Beware The Worthless SLA
Some will see The Weather Company's new dependence on third-party vendors, particularly on AWS, as its weak link. But Koehler contends that those who prefer the do-it-yourself approach of on-premises, company-run data center infrastructure are paying for a false sense of security in "having control."
"With the transformation to the cloud-based environment, you recognize that none of those things add value to your business," Koehler says. By not using cloud infrastructure, "you're spending all of your time working on table stakes. If you want your business to really move forward, you're going to have to rely on others for core capabilities."
Whereas 60% to 70% of The Weather Company's tech effort went into maintenance and operational support as recently as two years ago, that figure now stands at 20% to 25%, Koehler says. That has freed up the 450-person engineering team to focus on what he describes as "next-generation development."
However, for companies that do make the move to cloud infrastructure, don't count on "worthless" SLAs, Koehler warns. You have to plan and build for the inevitability of third-party providers not being able to deliver on their promises.
The Weather Company is now acutely dependent on Amazon, but in March it struck up a strategic deal with IBM to run a version of its cloud stack -- serving the business-to-business side of the house -- on that vendor's SoftLayer cloud. IBM is making Weather Company data available to cloud customers that want to inject Weather intelligence into marketing, supply chain, and Internet-of-Things-style applications. From the Weather Company's perspective, it gets alternative cloud capacity available so it's not entirely dependent on AWS.
It's not that Koehler doesn't have faith in the redundancy and resilience of multiple AWS availability zones and The Weather Company's own provisions to work around AWS failures.
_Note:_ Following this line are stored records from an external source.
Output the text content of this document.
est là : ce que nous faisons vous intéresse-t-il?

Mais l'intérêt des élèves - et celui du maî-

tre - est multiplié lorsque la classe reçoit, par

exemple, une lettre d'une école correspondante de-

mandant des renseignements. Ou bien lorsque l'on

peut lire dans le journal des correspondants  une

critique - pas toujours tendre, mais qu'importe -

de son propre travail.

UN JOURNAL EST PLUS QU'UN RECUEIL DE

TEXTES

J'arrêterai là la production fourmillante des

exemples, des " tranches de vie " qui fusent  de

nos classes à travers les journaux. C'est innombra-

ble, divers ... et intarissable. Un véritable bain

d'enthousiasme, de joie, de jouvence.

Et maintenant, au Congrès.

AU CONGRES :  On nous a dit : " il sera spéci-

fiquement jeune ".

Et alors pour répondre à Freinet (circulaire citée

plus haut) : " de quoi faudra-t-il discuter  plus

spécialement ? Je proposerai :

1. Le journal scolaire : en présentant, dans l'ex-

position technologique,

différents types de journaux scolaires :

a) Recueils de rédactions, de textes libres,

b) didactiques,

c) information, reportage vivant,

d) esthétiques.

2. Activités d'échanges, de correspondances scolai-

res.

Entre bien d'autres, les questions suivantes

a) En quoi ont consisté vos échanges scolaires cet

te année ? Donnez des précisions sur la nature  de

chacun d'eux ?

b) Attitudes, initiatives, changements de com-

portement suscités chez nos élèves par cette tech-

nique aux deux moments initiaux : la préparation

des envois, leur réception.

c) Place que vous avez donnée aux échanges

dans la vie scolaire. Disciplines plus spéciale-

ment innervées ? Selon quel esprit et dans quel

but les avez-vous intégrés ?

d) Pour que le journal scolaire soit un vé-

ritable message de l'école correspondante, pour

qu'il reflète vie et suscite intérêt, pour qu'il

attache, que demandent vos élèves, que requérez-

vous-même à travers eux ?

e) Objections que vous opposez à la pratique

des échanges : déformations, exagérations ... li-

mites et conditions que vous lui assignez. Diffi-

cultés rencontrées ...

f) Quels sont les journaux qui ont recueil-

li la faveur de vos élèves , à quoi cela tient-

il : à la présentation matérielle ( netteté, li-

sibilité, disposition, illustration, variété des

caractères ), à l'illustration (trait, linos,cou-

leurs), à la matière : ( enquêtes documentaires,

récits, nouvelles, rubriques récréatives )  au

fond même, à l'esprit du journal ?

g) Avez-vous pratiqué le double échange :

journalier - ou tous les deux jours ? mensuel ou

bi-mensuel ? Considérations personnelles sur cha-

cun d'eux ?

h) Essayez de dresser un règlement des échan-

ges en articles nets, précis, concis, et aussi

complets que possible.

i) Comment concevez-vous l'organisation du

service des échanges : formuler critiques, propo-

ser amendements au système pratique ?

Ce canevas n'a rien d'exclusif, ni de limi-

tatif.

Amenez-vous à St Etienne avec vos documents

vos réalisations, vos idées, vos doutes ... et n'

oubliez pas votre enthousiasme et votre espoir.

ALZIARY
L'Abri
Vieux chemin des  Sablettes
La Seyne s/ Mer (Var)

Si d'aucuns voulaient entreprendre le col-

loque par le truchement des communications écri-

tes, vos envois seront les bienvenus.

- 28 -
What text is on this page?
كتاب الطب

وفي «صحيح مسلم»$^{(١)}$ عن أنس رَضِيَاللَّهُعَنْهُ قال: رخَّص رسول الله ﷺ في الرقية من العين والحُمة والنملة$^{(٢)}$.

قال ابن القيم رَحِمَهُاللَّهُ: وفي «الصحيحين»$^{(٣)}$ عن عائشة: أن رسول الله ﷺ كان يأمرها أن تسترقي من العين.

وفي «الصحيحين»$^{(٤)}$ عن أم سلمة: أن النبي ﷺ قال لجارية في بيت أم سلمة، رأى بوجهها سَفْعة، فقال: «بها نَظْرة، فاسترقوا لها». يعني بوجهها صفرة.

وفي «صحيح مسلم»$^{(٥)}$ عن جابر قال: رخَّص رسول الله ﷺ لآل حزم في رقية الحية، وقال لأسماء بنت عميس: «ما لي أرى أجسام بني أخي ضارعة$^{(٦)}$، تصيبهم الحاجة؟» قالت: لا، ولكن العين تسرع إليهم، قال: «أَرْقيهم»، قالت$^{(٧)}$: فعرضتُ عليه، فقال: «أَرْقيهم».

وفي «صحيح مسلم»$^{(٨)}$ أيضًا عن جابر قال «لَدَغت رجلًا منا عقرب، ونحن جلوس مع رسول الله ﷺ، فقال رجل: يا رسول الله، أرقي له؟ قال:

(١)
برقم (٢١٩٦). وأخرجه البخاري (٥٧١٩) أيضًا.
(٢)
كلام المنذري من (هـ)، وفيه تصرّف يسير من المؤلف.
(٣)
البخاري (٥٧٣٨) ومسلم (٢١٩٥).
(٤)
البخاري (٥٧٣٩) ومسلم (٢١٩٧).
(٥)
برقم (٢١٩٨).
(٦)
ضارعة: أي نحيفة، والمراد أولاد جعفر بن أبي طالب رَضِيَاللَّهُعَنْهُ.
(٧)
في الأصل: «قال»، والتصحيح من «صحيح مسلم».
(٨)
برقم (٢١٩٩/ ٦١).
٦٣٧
The point is having options and the ability to run the company's stack on other public clouds.
"I believe that any serious cloud-based business or application needs to be built in a cloud-agnostic way," says Koehler. "That's what has enabled us to deploy our data services platform onto IBM SoftLayer so we can power our business and strategic opportunities with IBM beyond what we could do with AWS alone."
The transformation at The Weather Company has not been without its costs. Koehler admits the company has seen turnover in personnel as the company has changed its approach.
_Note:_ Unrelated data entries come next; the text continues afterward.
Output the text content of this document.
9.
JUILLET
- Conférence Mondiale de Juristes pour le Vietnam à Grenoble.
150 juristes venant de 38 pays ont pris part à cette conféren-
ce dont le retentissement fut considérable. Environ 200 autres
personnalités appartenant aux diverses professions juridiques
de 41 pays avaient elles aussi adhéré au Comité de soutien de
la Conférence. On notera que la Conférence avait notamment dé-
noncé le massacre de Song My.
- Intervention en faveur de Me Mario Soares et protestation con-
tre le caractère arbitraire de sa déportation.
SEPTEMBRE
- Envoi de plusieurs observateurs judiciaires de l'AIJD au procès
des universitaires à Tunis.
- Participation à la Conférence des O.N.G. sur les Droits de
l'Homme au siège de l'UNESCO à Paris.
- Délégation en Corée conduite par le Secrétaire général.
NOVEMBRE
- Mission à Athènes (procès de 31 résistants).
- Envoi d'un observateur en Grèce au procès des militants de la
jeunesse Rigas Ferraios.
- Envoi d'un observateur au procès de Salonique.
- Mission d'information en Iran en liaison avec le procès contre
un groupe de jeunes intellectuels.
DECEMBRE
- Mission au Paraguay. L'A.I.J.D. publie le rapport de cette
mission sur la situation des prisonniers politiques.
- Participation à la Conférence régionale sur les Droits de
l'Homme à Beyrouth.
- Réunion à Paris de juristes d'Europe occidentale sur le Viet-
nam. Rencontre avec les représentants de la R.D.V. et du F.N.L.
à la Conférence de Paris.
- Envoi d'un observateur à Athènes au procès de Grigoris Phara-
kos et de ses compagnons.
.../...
"We've seen a lot of technology change, but the hardest thing to change is your culture," he says. "IT organizations have been staffed, funded, paid, and rewarded to do things in certain ways for decades. You have to unlearn all of that behavior and evolve. To change engineers' mindsets around things that they spent the last 20 years doing and being told was the right way is hard, and it doesn't happen overnight."
That statement is obviously literally true. But taking just three years to transform in the scope and scale that The Weather Company has seems very close to an overnight success.